Detects a ‘square well’ shaped transit. All parameters are optional.

Parameters

  • flux (float array) – Flux of the time series. Dependent variable.

  • dflux (float array) – Error in the flux. Error in the dependent variable.

  • time (float array) – Time variable. Independent variable.

  • cycle (float) – Sampling value of the time series.

  • maximum_duration (float, default: light curve time span) – Maximum duration of the occultation event.

  • dur_step (float, default: 1/2 cycle) – Step size to sweep occultation duration event.

  • snr_limit (float, default=None) – Minimum occultation SNR.

  • n_detections (int, default=1) – Number of detections regardless the SNR. n_detections is superseded by snr_limit.

  • plot (boolean, default=False) – True if output plots are desired.

Returns

OrderedDict – An ordered dictionary of name:value pairs for each parameter.

Return type

dict

Examples

>>> from sora.lightcurve.occdetect import occ_detect
>>> params = occ_detect(flux, dflux, time, 0.2)
>>> params
{'rank': 1,
'occultation_duration': 40.1384063065052,
'central_time': 7916.773870512843,
'immersion_time': 7896.7046673595905,
'emersion_time': 7936.843073666096,
'time_err': 0.05011036992073059,
'depth': 0.8663887801707082,
'depth_err': 0.10986223384336465,
'baseline': 0.9110181732552853,
'baseline_err': 0.19045768512595365,
'snr': 7.886138392251848,
'occ_mask': array([False, False, False, ..., False, False, False])}

Complementary functions

sora.lightcurve.utils.calc_fresnel(distance, bandpass)[source]

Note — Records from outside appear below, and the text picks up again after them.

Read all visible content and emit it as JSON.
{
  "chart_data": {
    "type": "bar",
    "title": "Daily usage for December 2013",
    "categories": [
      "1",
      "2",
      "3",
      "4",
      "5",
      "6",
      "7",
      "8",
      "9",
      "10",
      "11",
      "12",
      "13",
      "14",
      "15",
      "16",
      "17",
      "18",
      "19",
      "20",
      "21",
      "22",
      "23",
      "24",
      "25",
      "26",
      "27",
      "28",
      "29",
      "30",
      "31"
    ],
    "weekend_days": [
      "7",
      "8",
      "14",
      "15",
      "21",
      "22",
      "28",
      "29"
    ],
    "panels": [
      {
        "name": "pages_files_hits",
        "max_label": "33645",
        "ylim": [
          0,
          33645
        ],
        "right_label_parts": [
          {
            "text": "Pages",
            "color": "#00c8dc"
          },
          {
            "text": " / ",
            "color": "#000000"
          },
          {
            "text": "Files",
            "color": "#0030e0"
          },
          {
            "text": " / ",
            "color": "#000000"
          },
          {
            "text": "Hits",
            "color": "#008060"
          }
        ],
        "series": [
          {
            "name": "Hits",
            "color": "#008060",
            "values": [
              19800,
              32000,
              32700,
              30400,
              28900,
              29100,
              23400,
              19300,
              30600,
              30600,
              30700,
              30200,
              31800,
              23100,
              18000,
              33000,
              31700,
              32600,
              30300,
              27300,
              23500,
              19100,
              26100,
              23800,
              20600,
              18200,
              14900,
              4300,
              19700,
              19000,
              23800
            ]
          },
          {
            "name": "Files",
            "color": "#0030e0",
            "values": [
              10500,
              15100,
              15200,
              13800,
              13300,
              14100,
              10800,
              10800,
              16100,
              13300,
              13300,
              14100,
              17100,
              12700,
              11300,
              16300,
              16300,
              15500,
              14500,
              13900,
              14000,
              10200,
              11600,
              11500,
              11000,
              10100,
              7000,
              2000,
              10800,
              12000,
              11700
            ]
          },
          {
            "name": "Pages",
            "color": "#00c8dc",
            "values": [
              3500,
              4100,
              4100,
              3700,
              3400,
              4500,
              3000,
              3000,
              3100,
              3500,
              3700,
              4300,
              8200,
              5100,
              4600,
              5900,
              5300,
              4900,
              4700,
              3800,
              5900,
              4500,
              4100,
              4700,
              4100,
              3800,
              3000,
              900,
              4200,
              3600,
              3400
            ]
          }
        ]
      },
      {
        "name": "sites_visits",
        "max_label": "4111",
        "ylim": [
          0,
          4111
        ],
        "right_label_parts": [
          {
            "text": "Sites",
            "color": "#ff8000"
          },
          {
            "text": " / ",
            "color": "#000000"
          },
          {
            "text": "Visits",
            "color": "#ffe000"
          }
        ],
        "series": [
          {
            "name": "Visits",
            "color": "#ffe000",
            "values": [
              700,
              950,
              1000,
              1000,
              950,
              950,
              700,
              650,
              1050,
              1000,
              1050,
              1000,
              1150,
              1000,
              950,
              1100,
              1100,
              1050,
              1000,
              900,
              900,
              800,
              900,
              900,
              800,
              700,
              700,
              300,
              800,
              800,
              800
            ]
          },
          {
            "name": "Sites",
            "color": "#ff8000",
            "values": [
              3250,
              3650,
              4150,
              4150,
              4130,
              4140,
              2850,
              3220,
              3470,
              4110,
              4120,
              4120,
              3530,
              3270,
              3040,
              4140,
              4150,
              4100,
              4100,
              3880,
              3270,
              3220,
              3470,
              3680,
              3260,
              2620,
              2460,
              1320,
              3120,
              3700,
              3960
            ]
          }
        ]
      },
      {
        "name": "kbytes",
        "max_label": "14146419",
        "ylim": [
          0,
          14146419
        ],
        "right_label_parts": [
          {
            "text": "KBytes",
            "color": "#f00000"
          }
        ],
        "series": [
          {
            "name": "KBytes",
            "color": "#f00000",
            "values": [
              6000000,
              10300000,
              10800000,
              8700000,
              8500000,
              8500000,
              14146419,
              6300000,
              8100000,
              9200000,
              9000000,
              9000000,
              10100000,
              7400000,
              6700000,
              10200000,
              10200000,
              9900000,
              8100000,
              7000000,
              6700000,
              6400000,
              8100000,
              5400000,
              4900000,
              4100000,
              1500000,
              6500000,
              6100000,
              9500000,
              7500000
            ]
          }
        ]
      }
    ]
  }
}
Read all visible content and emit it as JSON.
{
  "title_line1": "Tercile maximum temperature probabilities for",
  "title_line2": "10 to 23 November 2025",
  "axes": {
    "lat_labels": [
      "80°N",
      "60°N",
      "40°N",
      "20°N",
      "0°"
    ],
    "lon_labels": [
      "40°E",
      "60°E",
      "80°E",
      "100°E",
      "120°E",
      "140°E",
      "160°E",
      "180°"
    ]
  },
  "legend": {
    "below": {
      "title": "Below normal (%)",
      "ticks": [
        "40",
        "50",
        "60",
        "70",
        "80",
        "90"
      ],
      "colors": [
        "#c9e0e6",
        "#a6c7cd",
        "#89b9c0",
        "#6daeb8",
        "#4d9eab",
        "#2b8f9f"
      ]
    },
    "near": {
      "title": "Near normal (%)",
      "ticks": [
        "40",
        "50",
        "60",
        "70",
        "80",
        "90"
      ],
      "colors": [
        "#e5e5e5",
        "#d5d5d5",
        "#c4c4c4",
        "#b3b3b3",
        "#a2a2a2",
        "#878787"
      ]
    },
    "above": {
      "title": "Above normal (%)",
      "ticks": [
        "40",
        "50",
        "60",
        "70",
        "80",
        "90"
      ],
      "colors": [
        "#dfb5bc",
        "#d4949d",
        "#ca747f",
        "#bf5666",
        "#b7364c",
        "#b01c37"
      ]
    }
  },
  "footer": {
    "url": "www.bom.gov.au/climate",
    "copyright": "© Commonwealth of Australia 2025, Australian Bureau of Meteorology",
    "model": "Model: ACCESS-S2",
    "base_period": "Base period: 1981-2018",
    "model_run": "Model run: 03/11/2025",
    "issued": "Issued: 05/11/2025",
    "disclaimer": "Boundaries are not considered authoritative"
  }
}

Calculates the Fresnel scale.

Fresnel Scale = square root of half the multiplication of wavelength and object distance.

Parameters

  • distance (int, float array) – Distances, in km.

  • bandpass (int, float, array) – Wavelength, in km.

Returns

fresnel_scale – Fresnel scale, in km.

Return type

float, array

sora.lightcurve.utils.calc_magnitude_drop(mag_star, mag_obj)[source]

Determines the magnitude drop of the occultation.

Parameters

  • mag_star (int, float) – Star magnitude.

  • mag_obj (int, float) – Object apparent magnitude to the date.

Returns

  • mag_drop (float) – Magnitude drop for the given magnitudes.

  • bottom_flux (float) – Normalized bottom flux for the given magnitudes.